The Fed failed to mention weakness is transitory. There was no mention of retail sales, construction, housing or any of the other string of 18 poor hard data economic points in the second quarter.
Has the economy already transitioned from a first-quarter transitory weakness setup to a moderate, risk-balanced second-quarter setup?
The Dot Plot is from Federal Reserve Board and Federal Open Market Committee release economic projections from the June 13-14 FOMC meeting.
The dot plot is the interest rate expectation of Fed participants. Only one sees weakness as not being transitory.
For an 18-point synopsis of second-quarter weak data points, please see Yellen Still Clueless?
Mike “Mish” Shedlock.
The theme of optimism is apparent.
Remember they are “selling”.
There is only one more baby-step 25 bps rate hike planned for this year – and not until December.
If recent economic weakness proves not to be “transitory”, then the Fed will likely be EASING and into another QE program even before then.
Nikolai A Leeds said:
LOL The UE rate is 4.3% and claims have been under 300K for the longest stretch in history. There is also the holiday shopping season coming up which likely will be the best in terms of retail sales since 1999
Tony Bennett said:
“The Board of Governors of the Federal Reserve System voted unanimously to raise the interest rate paid on required and excess reserve balances to 1.25 percent, effective June 15, 2017.”
Federal Reserve will be taking $billions that it was remitting to US Treasury (helping to offset deficit) and giving it to Wall Street banksters.

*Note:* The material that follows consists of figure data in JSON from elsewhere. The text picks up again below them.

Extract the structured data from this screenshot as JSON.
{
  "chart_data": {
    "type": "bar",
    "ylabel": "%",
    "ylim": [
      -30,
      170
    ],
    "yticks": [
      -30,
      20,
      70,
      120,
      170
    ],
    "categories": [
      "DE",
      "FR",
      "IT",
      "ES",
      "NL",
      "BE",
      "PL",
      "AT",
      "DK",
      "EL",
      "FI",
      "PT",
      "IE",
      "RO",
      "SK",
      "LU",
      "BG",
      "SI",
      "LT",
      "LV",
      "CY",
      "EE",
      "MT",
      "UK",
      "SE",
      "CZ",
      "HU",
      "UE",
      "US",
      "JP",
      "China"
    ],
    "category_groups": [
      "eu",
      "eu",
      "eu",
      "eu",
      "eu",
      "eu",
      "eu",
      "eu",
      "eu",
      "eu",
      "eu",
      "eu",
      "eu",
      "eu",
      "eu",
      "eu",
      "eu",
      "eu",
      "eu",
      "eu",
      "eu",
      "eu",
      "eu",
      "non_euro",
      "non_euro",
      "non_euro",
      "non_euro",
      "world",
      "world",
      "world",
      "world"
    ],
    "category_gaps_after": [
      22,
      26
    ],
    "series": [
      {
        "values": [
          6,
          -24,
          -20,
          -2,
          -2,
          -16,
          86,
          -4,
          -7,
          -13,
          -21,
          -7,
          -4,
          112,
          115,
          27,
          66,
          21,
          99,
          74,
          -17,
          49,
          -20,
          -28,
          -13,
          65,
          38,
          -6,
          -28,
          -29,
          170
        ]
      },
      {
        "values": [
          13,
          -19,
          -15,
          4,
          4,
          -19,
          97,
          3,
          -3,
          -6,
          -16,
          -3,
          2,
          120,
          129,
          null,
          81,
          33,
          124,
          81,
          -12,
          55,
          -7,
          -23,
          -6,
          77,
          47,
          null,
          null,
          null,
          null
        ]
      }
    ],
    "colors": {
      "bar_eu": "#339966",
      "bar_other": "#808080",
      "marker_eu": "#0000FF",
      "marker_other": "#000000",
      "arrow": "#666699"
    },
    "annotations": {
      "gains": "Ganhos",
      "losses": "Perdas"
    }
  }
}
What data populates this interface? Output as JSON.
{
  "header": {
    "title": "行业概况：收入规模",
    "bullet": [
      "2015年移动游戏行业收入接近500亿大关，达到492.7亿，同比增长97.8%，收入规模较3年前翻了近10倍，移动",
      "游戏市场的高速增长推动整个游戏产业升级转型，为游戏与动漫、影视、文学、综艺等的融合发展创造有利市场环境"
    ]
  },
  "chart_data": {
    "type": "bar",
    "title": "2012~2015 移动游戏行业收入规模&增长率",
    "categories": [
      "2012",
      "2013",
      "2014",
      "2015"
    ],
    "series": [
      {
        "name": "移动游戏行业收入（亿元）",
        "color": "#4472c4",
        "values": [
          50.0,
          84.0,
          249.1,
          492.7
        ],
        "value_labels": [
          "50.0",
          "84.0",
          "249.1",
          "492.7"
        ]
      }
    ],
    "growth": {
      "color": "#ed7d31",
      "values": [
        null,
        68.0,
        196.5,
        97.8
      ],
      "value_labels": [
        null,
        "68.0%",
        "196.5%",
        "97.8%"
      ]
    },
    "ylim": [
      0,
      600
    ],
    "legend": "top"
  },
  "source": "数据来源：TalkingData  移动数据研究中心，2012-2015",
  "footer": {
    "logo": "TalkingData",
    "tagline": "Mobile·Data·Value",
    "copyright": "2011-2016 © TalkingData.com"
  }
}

Yippee.
Victor Adam Smith said:
No, Yellen is not clueless. She’s just carrying out her masters’ orders.
Not to worry, soon Yellen will hear those two famous words, “You’re Fired!
Medex Man said:
Raising Fed Funds to 2 – 2.5% (about level with CPI or a little above) is a requirement for Yellen (and Bernanke) to save face. The economy stinks now, and it will stink if rates are 0% or 2.5% — there is way too much debt for a functioning economy.

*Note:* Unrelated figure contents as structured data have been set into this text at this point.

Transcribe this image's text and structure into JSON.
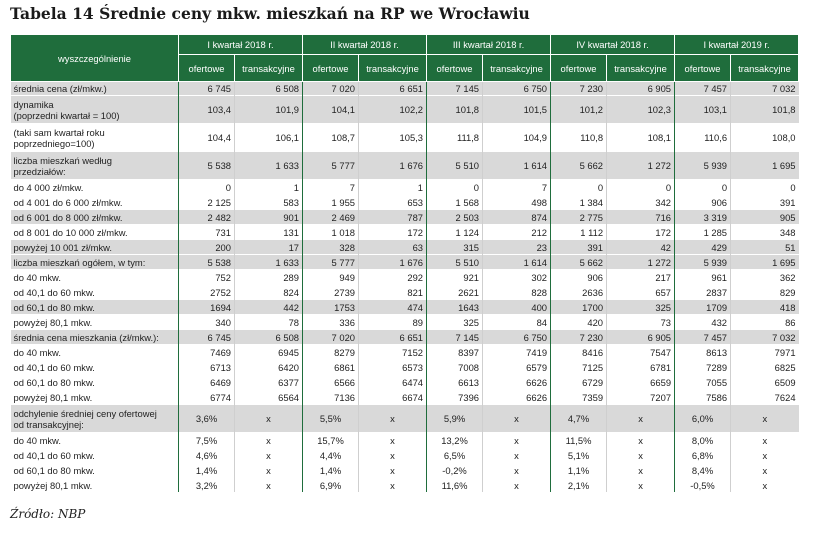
{
  "title": "Tabela 14 Średnie ceny mkw. mieszkań na RP we Wrocławiu",
  "source": "Źródło: NBP",
  "table": {
    "row_header_label": "wyszczególnienie",
    "periods": [
      "I kwartał 2018 r.",
      "II kwartał 2018 r.",
      "III kwartał 2018 r.",
      "IV kwartał 2018 r.",
      "I kwartał 2019 r."
    ],
    "subheaders": [
      "ofertowe",
      "transakcyjne"
    ],
    "rows": [
      {
        "label": [
          "średnia cena (zł/mkw.)"
        ],
        "shade": true,
        "align": "num",
        "values": [
          "6 745",
          "6 508",
          "7 020",
          "6 651",
          "7 145",
          "6 750",
          "7 230",
          "6 905",
          "7 457",
          "7 032"
        ]
      },
      {
        "label": [
          "dynamika",
          "(poprzedni kwartał = 100)"
        ],
        "shade": true,
        "align": "num",
        "values": [
          "103,4",
          "101,9",
          "104,1",
          "102,2",
          "101,8",
          "101,5",
          "101,2",
          "102,3",
          "103,1",
          "101,8"
        ]
      },
      {
        "label": [
          "(taki sam kwartał roku",
          "poprzedniego=100)"
        ],
        "shade": false,
        "align": "num",
        "values": [
          "104,4",
          "106,1",
          "108,7",
          "105,3",
          "111,8",
          "104,9",
          "110,8",
          "108,1",
          "110,6",
          "108,0"
        ]
      },
      {
        "label": [
          "liczba mieszkań według",
          "przedziałów:"
        ],
        "shade": true,
        "align": "num",
        "values": [
          "5 538",
          "1 633",
          "5 777",
          "1 676",
          "5 510",
          "1 614",
          "5 662",
          "1 272",
          "5 939",
          "1 695"
        ]
      },
      {
        "label": [
          "do 4 000 zł/mkw."
        ],
        "shade": false,
        "align": "num",
        "values": [
          "0",
          "1",
          "7",
          "1",
          "0",
          "7",
          "0",
          "0",
          "0",
          "0"
        ]
      },
      {
        "label": [
          "od 4 001 do 6 000 zł/mkw."
        ],
        "shade": false,
        "align": "num",
        "values": [
          "2 125",
          "583",
          "1 955",
          "653",
          "1 568",
          "498",
          "1 384",
          "342",
          "906",
          "391"
        ]
      },
      {
        "label": [
          "od 6 001 do 8 000 zł/mkw."
        ],
        "shade": true,
        "align": "num",
        "values": [
          "2 482",
          "901",
          "2 469",
          "787",
          "2 503",
          "874",
          "2 775",
          "716",
          "3 319",
          "905"
        ]
      },
      {
        "label": [
          "od 8 001 do 10 000 zł/mkw."
        ],
        "shade": false,
        "align": "num",
        "values": [
          "731",
          "131",
          "1 018",
          "172",
          "1 124",
          "212",
          "1 112",
          "172",
          "1 285",
          "348"
        ]
      },
      {
        "label": [
          "powyżej 10 001 zł/mkw."
        ],
        "shade": true,
        "align": "num",
        "values": [
          "200",
          "17",
          "328",
          "63",
          "315",
          "23",
          "391",
          "42",
          "429",
          "51"
        ]
      },
      {
        "label": [
          "liczba mieszkań ogółem, w tym:"
        ],
        "shade": true,
        "align": "num",
        "values": [
          "5 538",
          "1 633",
          "5 777",
          "1 676",
          "5 510",
          "1 614",
          "5 662",
          "1 272",
          "5 939",
          "1 695"
        ]
      },
      {
        "label": [
          "do 40 mkw."
        ],
        "shade": false,
        "align": "num",
        "values": [
          "752",
          "289",
          "949",
          "292",
          "921",
          "302",
          "906",
          "217",
          "961",
          "362"
        ]
      },
      {
        "label": [
          "od 40,1 do 60 mkw."
        ],
        "shade": false,
        "align": "num",
        "values": [
          "2752",
          "824",
          "2739",
          "821",
          "2621",
          "828",
          "2636",
          "657",
          "2837",
          "829"
        ]
      },
      {
        "label": [
          "od 60,1 do 80 mkw."
        ],
        "shade": true,
        "align": "num",
        "values": [
          "1694",
          "442",
          "1753",
          "474",
          "1643",
          "400",
          "1700",
          "325",
          "1709",
          "418"
        ]
      },
      {
        "label": [
          "powyżej 80,1 mkw."
        ],
        "shade": false,
        "align": "num",
        "values": [
          "340",
          "78",
          "336",
          "89",
          "325",
          "84",
          "420",
          "73",
          "432",
          "86"
        ]
      },
      {
        "label": [
          "średnia cena mieszkania (zł/mkw.):"
        ],
        "shade": true,
        "align": "num",
        "values": [
          "6 745",
          "6 508",
          "7 020",
          "6 651",
          "7 145",
          "6 750",
          "7 230",
          "6 905",
          "7 457",
          "7 032"
        ]
      },
      {
        "label": [
          "do 40 mkw."
        ],
        "shade": false,
        "align": "num",
        "values": [
          "7469",
          "6945",
          "8279",
          "7152",
          "8397",
          "7419",
          "8416",
          "7547",
          "8613",
          "7971"
        ]
      },
      {
        "label": [
          "od 40,1 do 60 mkw."
        ],
        "shade": false,
        "align": "num",
        "values": [
          "6713",
          "6420",
          "6861",
          "6573",
          "7008",
          "6579",
          "7125",
          "6781",
          "7289",
          "6825"
        ]
      },
      {
        "label": [
          "od 60,1 do 80 mkw."
        ],
        "shade": false,
        "align": "num",
        "values": [
          "6469",
          "6377",
          "6566",
          "6474",
          "6613",
          "6626",
          "6729",
          "6659",
          "7055",
          "6509"
        ]
      },
      {
        "label": [
          "powyżej 80,1 mkw."
        ],
        "shade": false,
        "align": "num",
        "values": [
          "6774",
          "6564",
          "7136",
          "6674",
          "7396",
          "6626",
          "7359",
          "7207",
          "7586",
          "7624"
        ]
      },
      {
        "label": [
          "odchylenie średniej ceny ofertowej",
          "od transakcyjnej:"
        ],
        "shade": true,
        "align": "cen",
        "values": [
          "3,6%",
          "x",
          "5,5%",
          "x",
          "5,9%",
          "x",
          "4,7%",
          "x",
          "6,0%",
          "x"
        ]
      },
      {
        "label": [
          "do 40 mkw."
        ],
        "shade": false,
        "align": "cen",
        "values": [
          "7,5%",
          "x",
          "15,7%",
          "x",
          "13,2%",
          "x",
          "11,5%",
          "x",
          "8,0%",
          "x"
        ]
      },
      {
        "label": [
          "od 40,1 do 60 mkw."
        ],
        "shade": false,
        "align": "cen",
        "values": [
          "4,6%",
          "x",
          "4,4%",
          "x",
          "6,5%",
          "x",
          "5,1%",
          "x",
          "6,8%",
          "x"
        ]
      },
      {
        "label": [
          "od 60,1 do 80 mkw."
        ],
        "shade": false,
        "align": "cen",
        "values": [
          "1,4%",
          "x",
          "1,4%",
          "x",
          "-0,2%",
          "x",
          "1,1%",
          "x",
          "8,4%",
          "x"
        ]
      },
      {
        "label": [
          "powyżej 80,1 mkw."
        ],
        "shade": false,
        "align": "cen",
        "values": [
          "3,2%",
          "x",
          "6,9%",
          "x",
          "11,6%",
          "x",
          "2,1%",
          "x",
          "-0,5%",
          "x"
        ]
      }
    ],
    "row_heights": [
      13,
      27,
      27,
      27,
      14,
      14,
      14,
      14,
      14,
      14,
      14,
      14,
      14,
      14,
      14,
      14,
      14,
      14,
      14,
      27,
      14,
      14,
      14,
      14
    ]
  }
}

But keeping interest rates artificially low is and will continue to damage the economy, deplete the savings pool (what little is left of it) — and ultimately damage the tax base off of which Washington DC lives.
Yellen just wants to save face and leave — which is the best she can hope for now.
Joseph Constable said:
Something is wrong. Raising rates is supposed to make bond yields go up. It must be that the influence of inflation, rather in this case an expectation of low or declining inflation, is strong.
Nope. The market calls BS on the FED.
Medex Man said:
There hasn’t been any price discovery in Treasuries in years — one of many problems with the Fed manipulating bond prices.
Investors are scared and running for perceived “safety”. Whether Treasuries are safe or not for retirees facing spiraling health care costs many multiples higher than yields… is debatable. Investors are losing principal to health care inflation even if yields were to rise to match CPI.
Many investment committees have set allocations — requiring x% to be in Treasuries whether it makes sense or not. Anyone serving on a board recognizes that keeping a large Treasury allocation mandate is career insurance.
To a board member, the certainty of retirees (other people) losing out to rising health care costs is vastly safer than the board member risking a lucrative directorship
Fed playing catch up – Fed follows. Nothing to see here, I’ll now go back to playing video games.
Ron J said:
“The market calls BS on the FED.”
As far as there dot plot is concerned, one might as well use the dots on a dart board for predictions.